Rien que cette année, l’Everest a fait au moins huit morts, après un record de 18 décès en 2023. La popularité croissante de cette montagne, que 600 alpinistes tentent d’atteindre chaque année, a alimenté les inquiétudes quant à la surpopulation, notamment parmi les touristes dits « d’aventure ». Une tragédie récente, survenue en mai, a mis en lumière les risques : le propriétaire d’une salle de sport britannique, Dan Paterson, et son guide sherpa ont disparu après l’effondrement d’une corniche qui les a projetés d’une hauteur considérable. Une campagne de financement participatif désespérée visant à récolter 150 000 £ pour une mission de sauvetage a été abandonnée lorsqu’il est devenu évident que leur chute dans la « zone mortelle », où la survie au-delà de 48 heures est quasiment impossible, même avec de l’oxygène, rendait la récupération dangereuse. « Prendre l’avion du Népal au Tibet est politiquement très difficile », a écrit le partenaire de Paterson sur GoFundMe, soulignant que toute opération mettrait davantage de vies en danger. « Nous savons que Dan ne le souhaiterait pas. »

La fonte des neiges, conséquence directe du réchauffement climatique, aggrave ces problèmes. « À cause du réchauffement climatique, [les corps et les déchets] deviennent plus visibles à mesure que la couche de neige s’étend », a déclaré Karki à l’AFP. Les débris exposés, dont 11 tonnes ont été transportées à Katmandou avec les corps retrouvés, dressent un tableau inquiétant de la dégradation de l’Everest. Les restes retrouvés, dont deux ont été identifiés de manière préliminaire en attendant les derniers tests, risquent d’être incinérés s’ils ne sont pas réclamés, une fin tragique pour leur voyage.

Alors que le nombre de morts augmente, les appels à limiter les permis d’escalade, qui coûtent 11 000 dollars par alpiniste et génèrent des revenus importants pour le gouvernement népalais, se multiplient. Les critiques affirment que la surpopulation favorise les accidents, d’autant plus que le réchauffement climatique déstabilise le relief glacé de la montagne. Cependant, les incitations économiques rendent des restrictions possibles, laissant l’Everest coincé entre son attrait de destination incontournable et sa triste réalité de cimetière de haute altitude.

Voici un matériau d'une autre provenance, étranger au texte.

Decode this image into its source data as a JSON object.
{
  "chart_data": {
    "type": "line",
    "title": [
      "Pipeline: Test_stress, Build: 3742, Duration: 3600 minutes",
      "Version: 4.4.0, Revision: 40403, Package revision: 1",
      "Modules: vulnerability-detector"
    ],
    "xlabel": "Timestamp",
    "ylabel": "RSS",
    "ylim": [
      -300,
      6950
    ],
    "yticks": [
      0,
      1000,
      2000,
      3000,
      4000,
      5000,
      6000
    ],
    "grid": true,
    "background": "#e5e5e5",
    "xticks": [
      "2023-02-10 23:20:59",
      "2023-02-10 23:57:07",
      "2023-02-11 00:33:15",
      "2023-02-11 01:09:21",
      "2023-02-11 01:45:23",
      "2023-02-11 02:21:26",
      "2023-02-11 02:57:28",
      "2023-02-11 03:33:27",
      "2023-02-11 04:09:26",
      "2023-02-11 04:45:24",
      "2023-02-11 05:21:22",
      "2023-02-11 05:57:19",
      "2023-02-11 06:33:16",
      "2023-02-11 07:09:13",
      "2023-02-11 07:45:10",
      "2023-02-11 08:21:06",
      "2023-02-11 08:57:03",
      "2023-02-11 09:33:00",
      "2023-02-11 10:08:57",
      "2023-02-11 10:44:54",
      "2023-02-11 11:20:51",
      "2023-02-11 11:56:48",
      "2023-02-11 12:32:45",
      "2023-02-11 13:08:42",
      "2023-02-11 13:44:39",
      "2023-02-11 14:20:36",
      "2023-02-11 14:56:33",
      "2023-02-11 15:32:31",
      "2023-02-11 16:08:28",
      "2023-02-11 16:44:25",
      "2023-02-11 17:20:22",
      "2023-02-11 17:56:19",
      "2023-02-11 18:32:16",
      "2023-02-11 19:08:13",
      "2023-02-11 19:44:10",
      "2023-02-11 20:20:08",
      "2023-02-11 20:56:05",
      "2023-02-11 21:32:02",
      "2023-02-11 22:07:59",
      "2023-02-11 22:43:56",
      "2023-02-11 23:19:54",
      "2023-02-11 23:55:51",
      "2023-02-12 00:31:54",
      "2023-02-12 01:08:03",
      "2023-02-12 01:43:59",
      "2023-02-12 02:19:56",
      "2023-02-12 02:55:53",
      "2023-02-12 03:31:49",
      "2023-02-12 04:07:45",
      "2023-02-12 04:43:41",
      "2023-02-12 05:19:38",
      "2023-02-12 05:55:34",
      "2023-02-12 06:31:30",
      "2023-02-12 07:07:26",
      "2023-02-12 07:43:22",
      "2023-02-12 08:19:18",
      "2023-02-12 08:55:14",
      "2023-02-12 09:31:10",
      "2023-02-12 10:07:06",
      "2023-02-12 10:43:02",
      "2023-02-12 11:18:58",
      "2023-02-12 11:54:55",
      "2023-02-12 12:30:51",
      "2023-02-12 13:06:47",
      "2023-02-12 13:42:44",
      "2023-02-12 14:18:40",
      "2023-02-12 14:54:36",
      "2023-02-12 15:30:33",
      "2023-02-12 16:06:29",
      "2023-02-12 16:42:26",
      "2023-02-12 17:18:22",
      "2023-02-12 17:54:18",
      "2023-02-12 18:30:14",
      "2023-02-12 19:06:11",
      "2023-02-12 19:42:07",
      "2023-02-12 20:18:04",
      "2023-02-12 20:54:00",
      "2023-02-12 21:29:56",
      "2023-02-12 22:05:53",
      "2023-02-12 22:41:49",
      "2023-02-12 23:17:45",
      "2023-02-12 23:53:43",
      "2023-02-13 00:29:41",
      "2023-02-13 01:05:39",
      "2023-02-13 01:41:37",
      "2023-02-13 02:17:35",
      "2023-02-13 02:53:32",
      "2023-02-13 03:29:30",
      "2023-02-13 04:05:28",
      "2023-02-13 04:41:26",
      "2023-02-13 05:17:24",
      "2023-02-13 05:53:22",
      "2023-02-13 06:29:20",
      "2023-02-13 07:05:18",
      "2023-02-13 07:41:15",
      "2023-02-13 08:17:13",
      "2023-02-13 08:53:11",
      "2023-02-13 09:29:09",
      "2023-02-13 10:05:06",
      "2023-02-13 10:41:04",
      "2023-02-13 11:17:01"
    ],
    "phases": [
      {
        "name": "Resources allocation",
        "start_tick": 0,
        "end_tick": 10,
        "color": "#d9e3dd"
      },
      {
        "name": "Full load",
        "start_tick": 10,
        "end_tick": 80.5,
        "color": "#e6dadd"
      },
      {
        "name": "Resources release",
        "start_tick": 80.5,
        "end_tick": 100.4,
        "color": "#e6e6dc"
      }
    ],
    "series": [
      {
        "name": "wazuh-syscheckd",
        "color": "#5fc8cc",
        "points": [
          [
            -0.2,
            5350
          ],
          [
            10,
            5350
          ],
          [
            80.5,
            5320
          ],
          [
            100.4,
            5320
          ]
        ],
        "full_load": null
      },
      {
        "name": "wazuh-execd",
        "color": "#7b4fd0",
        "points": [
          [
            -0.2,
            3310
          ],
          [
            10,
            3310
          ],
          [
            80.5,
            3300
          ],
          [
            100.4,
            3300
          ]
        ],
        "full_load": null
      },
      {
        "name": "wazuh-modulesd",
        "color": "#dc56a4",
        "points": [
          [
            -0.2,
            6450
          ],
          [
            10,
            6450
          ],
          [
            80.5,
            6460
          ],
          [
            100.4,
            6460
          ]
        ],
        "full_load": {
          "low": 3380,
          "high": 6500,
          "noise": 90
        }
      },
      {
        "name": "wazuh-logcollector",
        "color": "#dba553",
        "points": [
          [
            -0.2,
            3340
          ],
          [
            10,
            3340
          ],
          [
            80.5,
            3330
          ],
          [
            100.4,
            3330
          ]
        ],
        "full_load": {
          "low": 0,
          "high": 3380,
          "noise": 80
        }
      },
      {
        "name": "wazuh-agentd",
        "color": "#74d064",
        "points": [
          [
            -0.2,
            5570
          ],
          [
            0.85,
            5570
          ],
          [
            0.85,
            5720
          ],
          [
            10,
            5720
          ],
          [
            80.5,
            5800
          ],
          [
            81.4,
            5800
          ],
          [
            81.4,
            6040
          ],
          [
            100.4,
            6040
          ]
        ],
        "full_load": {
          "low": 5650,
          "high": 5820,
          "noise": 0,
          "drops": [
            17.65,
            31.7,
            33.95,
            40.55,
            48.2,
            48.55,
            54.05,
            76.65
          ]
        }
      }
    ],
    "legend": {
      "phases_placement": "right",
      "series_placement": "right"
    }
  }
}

Le nettoyage mené par l’armée népalaise est un effort héroïque, voire sisyphien, pour redonner un peu de respect au plus haut sommet du monde. Mais à mesure que la neige fond, l’Everest continuera de révéler ses secrets – corps, déchets et le coût exorbitant de l’ambition humaine –, démontrant comment nous affrontons les conséquences de nos conquêtes.